Der Schalker hat auf der ungewohnten Position als linker Außenverteidiger alle Spiele über die volle Zeit bestritten. Jetzt soll für ihn die Krönung folgen

Santo André. Draußen hat der winterliche Regen Brasiliens nachgelassen. Drinnen, in einem großen weißen Zelt, sitzt Benedikt Höwedes. Das Zelt befindet sich in unmittelbarer Umgebung des deutschen Mannschaftsquartiers in Santo André. Es ist der Ort, an dem sich die Nationalmannschaft aus ihrer Abschottung heraus an die Heimat und die Weltöffentlichkeit wendet.

Drei Tage sind es noch bis zum großen Finale dieser WM gegen Argentinien. Journalisten aus aller Welt sind gekommen, in der letzten Reihe surrt eine Armada aus Kameras leise vor sich hin, allzeit bereit, jedes Wort in jeden Winkel dieses Erdballs zu transportieren. Und vorne, ganz vorne, dort, wo die Scheinwerfer alles ins rechte Licht rücken und die wichtigen Worte gesprochen werden, sitzt nun Benedikt Höwedes. Rotes Polohemd, blaues Auge.

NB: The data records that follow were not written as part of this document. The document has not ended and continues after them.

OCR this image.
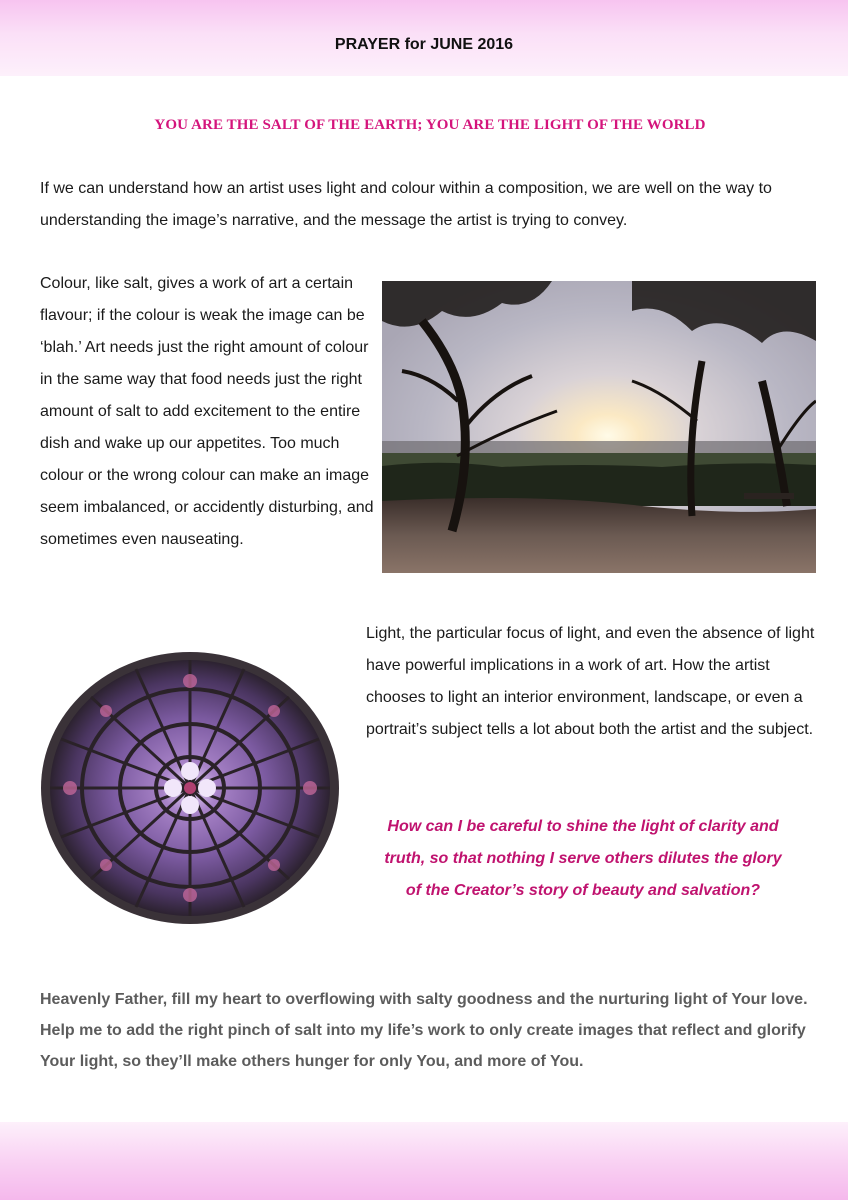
PRAYER for JUNE 2016
YOU ARE THE SALT OF THE EARTH; YOU ARE THE LIGHT OF THE WORLD

If we can understand how an artist uses light and colour within a composition, we are well on the way to understanding the image’s narrative, and the message the artist is trying to convey.

Colour, like salt, gives a work of art a certain flavour; if the colour is weak the image can be ‘blah.’ Art needs just the right amount of colour in the same way that food needs just the right amount of salt to add excitement to the entire dish and wake up our appetites. Too much colour or the wrong colour can make an image seem imbalanced, or accidently disturbing, and sometimes even nauseating.

Light, the particular focus of light, and even the absence of light have powerful implications in a work of art. How the artist chooses to light an interior environment, landscape, or even a portrait’s subject tells a lot about both the artist and the subject.

How can I be careful to shine the light of clarity and truth, so that nothing I serve others dilutes the glory of the Creator’s story of beauty and salvation?

Heavenly Father, fill my heart to overflowing with salty goodness and the nurturing light of Your love. Help me to add the right pinch of salt into my life’s work to only create images that reflect and glorify Your light, so they’ll make others hunger for only You, and more of You.
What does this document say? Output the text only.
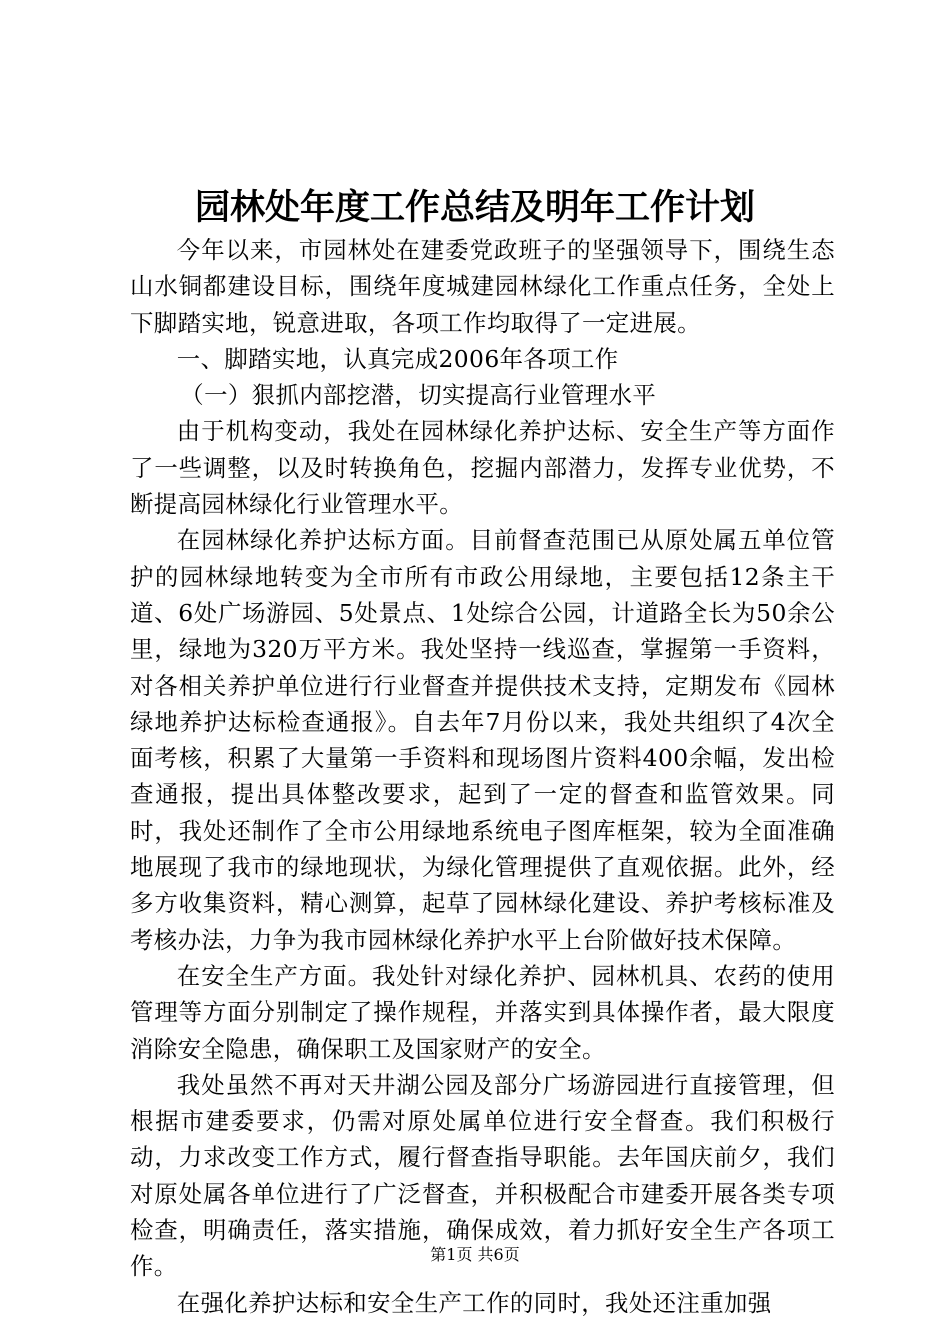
园林处年度工作总结及明年工作计划

今年以来，市园林处在建委党政班子的坚强领导下，围绕生态山水铜都建设目标，围绕年度城建园林绿化工作重点任务，全处上下脚踏实地，锐意进取，各项工作均取得了一定进展。

一、脚踏实地，认真完成2006年各项工作

（一）狠抓内部挖潜，切实提高行业管理水平

由于机构变动，我处在园林绿化养护达标、安全生产等方面作了一些调整，以及时转换角色，挖掘内部潜力，发挥专业优势，不断提高园林绿化行业管理水平。

在园林绿化养护达标方面。目前督查范围已从原处属五单位管护的园林绿地转变为全市所有市政公用绿地，主要包括12条主干道、6处广场游园、5处景点、1处综合公园，计道路全长为50余公里，绿地为320万平方米。我处坚持一线巡查，掌握第一手资料，对各相关养护单位进行行业督查并提供技术支持，定期发布《园林绿地养护达标检查通报》。自去年7月份以来，我处共组织了4次全面考核，积累了大量第一手资料和现场图片资料400余幅，发出检查通报，提出具体整改要求，起到了一定的督查和监管效果。同时，我处还制作了全市公用绿地系统电子图库框架，较为全面准确地展现了我市的绿地现状，为绿化管理提供了直观依据。此外，经多方收集资料，精心测算，起草了园林绿化建设、养护考核标准及考核办法，力争为我市园林绿化养护水平上台阶做好技术保障。

在安全生产方面。我处针对绿化养护、园林机具、农药的使用管理等方面分别制定了操作规程，并落实到具体操作者，最大限度消除安全隐患，确保职工及国家财产的安全。

我处虽然不再对天井湖公园及部分广场游园进行直接管理，但根据市建委要求，仍需对原处属单位进行安全督查。我们积极行动，力求改变工作方式，履行督查指导职能。去年国庆前夕，我们对原处属各单位进行了广泛督查，并积极配合市建委开展各类专项检查，明确责任，落实措施，确保成效，着力抓好安全生产各项工作。

在强化养护达标和安全生产工作的同时，我处还注重加强

第1页 共6页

Diese Szenerie so kurz vor dem Höhepunkt des Turniers mit Höwedes in einer der Hauptrollen traute sich vor diesem Turnier kaum jemand zu ersinnen. Der Profi des FC Schalke 04 galt als einer, der mit Glück seinen Platz im 23er-Kader von Bundestrainer Joachim Löw würde ergattern können. So war es ja 2012 bei der EM auch. Höwedes war dabei, mehr nicht. null Einsatzminuten, danke, bis zum nächsten Mal. Der Gedanke, dass es zwei Jahre später sicher wieder so laufen würde, ist nicht sehr charmant, aber nahe liegend gewesen.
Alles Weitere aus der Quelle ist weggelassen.